Where no referral or voluntary arrangement is possible and there is no immediate appointment of a trustee, the official receiver will take office as receiver and manager [Note 13]. Whilst acting as receiver or manager of the bankrupt’s estate the official receiver is entitled to sell or otherwise dispose of any perishable goods comprised in the estate and any other goods the value of which is likely to diminish if disposal is delayed. Further, he/she has a responsibility to protect any other property. The contents of the comprehensive statement of affairs submitted with the petition will be available to the official receiver in order to inform any decision regarding protection and disposal of assets.
12.57 Defective statements (Amended July 2011)

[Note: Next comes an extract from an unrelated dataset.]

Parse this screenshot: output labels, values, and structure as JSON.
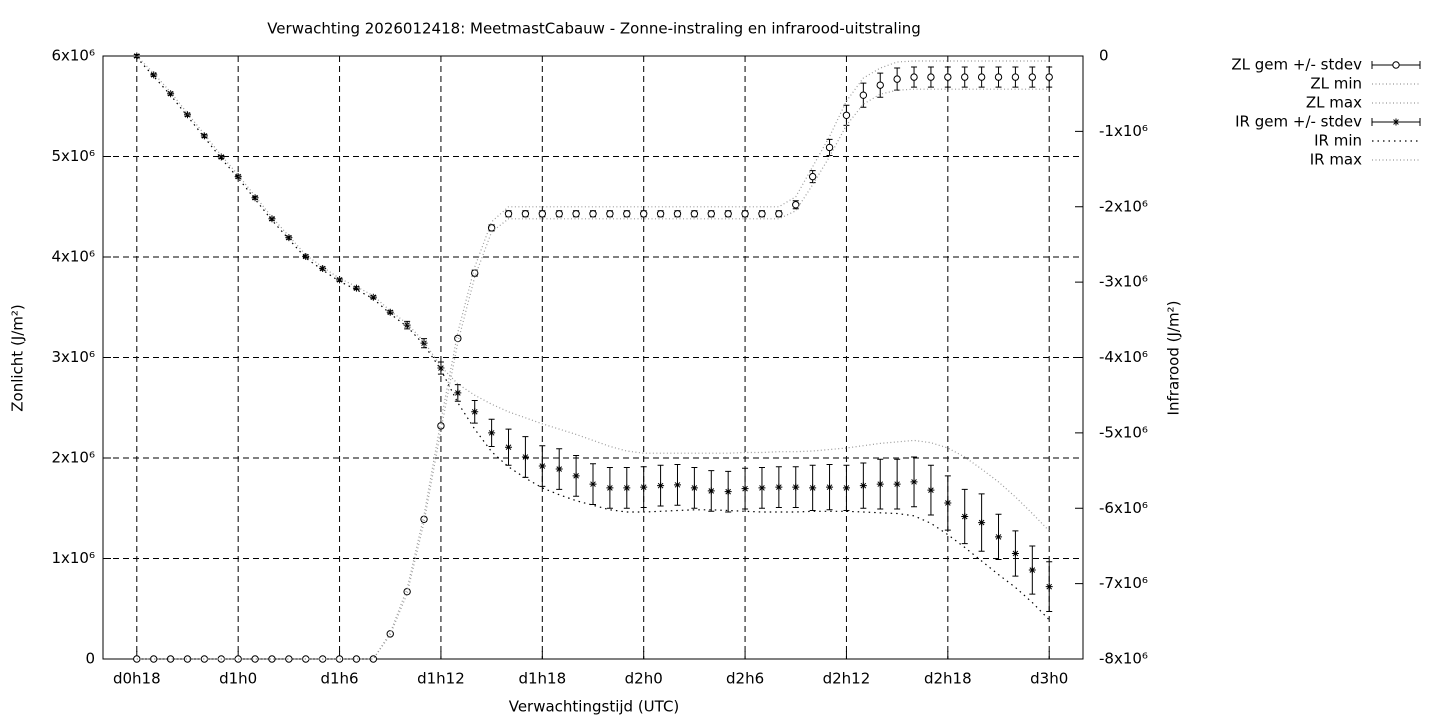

It is the court clerk’s responsibility to ensure that the debtor has answered every question in the statement of affairs but he/she is not required to check the contents. If the information in the statement of affairs appears to be deficient, the official receiver may consider asking the bankrupt to complete another full statement of affairs. The statutory forms are available via the Insolvency Service website www.insolvency.gov.uk/.../SPAN> or can be found at the Forms and Guidance section on the HM Courts & Tribunals Service website, however, please see paragraph 12.49 before accessing this site. Alternatively the official receiver may consider asking the bankrupt to complete form PIQB designed for use in creditor petition cases.